The Fortytwo Case: Swarm Intelligence as a Practical Demonstration
Among the most interesting innovations, the report mentions Fortytwo Network, a network that coordinates small models installed on users’ laptops. These models work together like a swarm: each one answers the same question, then evaluates the responses of others, and finally, the network produces an optimized response based on consensus.
The mechanism generates onchain credit, reputation, and rewards. It is so efficient that Fortytwo has even managed to produce datasets entirely generated by the swarm and to fine-tune a specialized model in Rust, achieving results superior to much larger models.
It is a concrete example of how decentralization is not only desirable but already competitive.
The Verification Issue: The Essential Piece for Decentralized Inference
Every time a request is executed on a distributed node, a crucial question arises: how can one be certain that the result is correct? This is where crypto plays a decisive role.
Messari analyzes three currently dominant approaches:
- zero-knowledge proofs (zkML), slow but extremely secure;
- optimistic systems, where the result is considered valid unless challenged;
- hardware enclaves (TEE), faster but based on hardware trust.
Among the pioneers in the sector is EigenCloud, which is bringing to market a deterministic and verifiable inference, compatible with OpenAI’s APIs and already used for agent frameworks by Coinbase and Google.
Verification is not a technical detail: it is what makes AI suitable for finance, health, governance, and autonomous transactions. It is the bridge between AI and Web3.
The Future: An Economy of Agents Continuously Consuming Compute
The conclusion of the report is clear: the future of AI will not be dominated by the largest models, but by those who can deliver inference in the most scalable, cost-effective, and verifiable manner possible. If today human users generate millions of requests, tomorrow autonomous agents will generate billions.
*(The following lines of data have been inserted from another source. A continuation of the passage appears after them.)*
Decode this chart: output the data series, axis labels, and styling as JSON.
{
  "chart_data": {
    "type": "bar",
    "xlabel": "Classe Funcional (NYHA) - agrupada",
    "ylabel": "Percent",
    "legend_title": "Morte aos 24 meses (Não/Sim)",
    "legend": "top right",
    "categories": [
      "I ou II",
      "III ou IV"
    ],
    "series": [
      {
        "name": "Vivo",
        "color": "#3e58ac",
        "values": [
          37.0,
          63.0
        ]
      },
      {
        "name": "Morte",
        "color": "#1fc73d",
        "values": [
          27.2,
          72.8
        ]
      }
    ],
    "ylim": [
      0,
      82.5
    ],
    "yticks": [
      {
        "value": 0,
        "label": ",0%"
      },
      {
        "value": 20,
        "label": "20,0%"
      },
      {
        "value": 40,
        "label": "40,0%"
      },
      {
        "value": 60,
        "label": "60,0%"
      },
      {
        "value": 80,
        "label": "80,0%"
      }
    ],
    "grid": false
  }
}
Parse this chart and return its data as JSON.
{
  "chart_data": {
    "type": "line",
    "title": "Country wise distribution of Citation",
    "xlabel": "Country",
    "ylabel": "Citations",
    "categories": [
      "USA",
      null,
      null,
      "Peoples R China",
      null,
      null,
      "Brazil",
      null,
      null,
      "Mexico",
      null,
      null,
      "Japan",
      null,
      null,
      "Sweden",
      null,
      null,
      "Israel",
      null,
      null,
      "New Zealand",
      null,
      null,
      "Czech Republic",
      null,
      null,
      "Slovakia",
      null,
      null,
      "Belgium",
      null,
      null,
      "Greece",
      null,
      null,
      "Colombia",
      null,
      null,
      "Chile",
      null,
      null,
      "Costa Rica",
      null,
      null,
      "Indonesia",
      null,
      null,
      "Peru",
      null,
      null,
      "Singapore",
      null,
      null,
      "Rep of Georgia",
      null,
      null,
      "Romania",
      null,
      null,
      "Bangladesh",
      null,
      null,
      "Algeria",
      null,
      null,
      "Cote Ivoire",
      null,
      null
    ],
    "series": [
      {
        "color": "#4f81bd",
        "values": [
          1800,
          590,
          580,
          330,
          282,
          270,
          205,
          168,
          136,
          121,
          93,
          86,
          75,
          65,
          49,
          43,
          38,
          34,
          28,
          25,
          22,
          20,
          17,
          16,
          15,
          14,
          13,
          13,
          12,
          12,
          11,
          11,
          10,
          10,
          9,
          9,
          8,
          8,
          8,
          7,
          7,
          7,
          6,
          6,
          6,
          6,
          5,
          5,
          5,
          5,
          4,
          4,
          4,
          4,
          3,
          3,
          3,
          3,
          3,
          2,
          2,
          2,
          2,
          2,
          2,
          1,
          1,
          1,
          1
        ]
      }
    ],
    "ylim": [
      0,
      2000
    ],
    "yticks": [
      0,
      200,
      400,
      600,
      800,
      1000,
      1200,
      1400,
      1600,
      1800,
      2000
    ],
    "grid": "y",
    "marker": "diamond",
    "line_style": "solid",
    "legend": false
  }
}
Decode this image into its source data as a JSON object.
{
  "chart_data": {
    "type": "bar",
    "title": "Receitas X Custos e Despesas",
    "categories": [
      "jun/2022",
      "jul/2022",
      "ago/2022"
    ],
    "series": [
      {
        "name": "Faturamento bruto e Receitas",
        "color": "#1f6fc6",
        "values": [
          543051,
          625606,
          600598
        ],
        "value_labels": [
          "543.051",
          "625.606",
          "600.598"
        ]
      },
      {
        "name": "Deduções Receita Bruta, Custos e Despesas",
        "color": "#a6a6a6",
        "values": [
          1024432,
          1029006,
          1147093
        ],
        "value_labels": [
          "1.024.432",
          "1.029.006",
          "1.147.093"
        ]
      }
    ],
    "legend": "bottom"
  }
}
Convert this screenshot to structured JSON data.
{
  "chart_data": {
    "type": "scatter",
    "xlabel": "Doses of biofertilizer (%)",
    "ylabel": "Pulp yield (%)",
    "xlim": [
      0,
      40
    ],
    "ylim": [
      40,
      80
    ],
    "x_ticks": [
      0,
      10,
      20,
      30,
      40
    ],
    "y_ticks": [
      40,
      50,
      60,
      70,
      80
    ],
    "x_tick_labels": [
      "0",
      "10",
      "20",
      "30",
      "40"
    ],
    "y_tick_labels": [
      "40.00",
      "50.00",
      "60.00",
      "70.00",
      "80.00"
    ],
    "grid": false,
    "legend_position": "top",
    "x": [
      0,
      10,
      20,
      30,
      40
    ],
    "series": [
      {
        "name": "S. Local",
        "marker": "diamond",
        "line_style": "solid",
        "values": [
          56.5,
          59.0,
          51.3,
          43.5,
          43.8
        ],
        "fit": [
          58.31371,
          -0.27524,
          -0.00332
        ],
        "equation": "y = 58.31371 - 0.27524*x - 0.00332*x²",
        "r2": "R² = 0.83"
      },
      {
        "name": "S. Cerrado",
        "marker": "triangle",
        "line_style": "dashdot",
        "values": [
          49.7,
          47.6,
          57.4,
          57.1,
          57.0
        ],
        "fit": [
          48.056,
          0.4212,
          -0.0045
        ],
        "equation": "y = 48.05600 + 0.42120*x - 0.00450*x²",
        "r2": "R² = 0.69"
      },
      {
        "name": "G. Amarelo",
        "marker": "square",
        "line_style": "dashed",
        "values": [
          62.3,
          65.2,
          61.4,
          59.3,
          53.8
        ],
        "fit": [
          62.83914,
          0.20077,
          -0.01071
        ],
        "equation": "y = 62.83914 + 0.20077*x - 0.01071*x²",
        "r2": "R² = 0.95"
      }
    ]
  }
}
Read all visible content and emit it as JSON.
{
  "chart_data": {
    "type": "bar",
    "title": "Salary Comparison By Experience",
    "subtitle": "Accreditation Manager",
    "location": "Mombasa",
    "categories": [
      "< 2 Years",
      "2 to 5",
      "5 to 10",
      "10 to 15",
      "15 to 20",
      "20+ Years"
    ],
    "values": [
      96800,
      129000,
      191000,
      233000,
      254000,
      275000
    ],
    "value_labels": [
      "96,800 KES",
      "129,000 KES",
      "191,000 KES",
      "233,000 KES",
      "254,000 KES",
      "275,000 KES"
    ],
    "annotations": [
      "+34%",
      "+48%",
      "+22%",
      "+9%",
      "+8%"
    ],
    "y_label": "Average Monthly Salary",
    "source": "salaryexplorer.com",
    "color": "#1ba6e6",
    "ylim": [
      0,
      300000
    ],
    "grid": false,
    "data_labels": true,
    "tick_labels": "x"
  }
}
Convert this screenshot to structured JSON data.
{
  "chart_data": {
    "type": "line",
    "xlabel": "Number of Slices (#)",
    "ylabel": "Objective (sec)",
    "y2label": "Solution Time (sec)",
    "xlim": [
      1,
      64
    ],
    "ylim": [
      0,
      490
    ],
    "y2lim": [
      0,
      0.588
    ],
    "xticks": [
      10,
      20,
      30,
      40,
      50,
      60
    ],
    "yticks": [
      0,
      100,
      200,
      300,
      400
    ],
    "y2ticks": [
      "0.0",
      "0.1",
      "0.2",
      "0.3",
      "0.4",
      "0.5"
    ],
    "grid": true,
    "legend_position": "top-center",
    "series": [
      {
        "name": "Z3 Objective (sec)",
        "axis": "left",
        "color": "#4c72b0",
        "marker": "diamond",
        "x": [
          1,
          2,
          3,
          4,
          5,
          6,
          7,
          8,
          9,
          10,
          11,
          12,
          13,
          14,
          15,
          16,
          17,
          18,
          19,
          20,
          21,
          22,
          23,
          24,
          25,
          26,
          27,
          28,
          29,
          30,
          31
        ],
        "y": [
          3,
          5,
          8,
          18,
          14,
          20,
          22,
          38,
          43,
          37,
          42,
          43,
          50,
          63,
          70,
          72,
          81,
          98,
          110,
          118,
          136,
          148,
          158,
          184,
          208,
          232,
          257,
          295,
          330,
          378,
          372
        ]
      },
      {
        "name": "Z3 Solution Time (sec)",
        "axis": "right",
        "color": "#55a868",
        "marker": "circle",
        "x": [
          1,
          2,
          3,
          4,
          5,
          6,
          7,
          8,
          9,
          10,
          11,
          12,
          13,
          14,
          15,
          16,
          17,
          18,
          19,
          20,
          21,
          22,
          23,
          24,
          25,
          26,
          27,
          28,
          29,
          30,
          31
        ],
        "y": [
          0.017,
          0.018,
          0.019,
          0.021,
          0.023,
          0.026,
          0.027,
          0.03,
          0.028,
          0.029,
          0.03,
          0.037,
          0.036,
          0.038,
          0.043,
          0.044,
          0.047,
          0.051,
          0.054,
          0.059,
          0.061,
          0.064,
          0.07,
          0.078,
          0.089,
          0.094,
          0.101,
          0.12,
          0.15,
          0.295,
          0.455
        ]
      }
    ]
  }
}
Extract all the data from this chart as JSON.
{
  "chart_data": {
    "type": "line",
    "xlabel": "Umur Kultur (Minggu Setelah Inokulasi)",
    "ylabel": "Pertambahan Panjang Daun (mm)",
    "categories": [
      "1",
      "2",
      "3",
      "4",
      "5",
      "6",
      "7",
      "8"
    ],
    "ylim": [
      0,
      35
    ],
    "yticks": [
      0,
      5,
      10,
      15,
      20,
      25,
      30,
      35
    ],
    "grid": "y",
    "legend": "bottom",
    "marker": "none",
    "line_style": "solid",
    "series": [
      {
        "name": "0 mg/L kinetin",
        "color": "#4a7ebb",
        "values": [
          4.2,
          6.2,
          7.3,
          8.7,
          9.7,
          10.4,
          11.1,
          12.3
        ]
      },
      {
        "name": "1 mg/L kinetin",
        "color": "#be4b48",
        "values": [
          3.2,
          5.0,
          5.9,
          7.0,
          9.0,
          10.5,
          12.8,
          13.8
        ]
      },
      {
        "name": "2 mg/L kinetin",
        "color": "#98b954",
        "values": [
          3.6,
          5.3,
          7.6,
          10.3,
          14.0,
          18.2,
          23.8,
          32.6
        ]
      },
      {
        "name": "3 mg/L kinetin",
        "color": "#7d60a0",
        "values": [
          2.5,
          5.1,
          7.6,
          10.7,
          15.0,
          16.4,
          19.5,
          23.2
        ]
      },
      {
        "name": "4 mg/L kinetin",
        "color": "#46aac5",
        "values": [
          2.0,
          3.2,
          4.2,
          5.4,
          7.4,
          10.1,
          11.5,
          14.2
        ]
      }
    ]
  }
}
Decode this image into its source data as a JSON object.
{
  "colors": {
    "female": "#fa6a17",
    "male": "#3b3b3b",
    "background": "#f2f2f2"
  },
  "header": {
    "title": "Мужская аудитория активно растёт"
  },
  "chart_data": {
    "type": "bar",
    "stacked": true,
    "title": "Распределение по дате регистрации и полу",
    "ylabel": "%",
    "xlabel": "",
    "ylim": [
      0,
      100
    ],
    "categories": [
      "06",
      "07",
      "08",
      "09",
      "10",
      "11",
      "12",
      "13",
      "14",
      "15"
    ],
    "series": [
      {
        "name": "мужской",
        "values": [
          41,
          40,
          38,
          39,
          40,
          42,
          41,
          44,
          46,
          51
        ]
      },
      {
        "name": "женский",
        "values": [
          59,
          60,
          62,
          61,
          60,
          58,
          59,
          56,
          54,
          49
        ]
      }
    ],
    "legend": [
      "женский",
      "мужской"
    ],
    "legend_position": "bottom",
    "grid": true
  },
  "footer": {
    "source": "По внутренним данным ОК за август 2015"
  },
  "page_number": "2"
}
And each of these requests will have a computational cost.
At that point, decentralized compute networks will no longer be an experimental alternative: they will become an economic necessity.
Conclusion
We are entering the era of inference, not training.
An era where demand grows without limits, where computation is no longer an isolated investment but a continuous flow, and where millions of models — large or small — will need to be served every second.
And it is precisely here, in this vast economic space, that the crypto world is finding its most natural role: coordinating, verifying, distributing, and economizing the computational power necessary to support an increasingly intelligent society.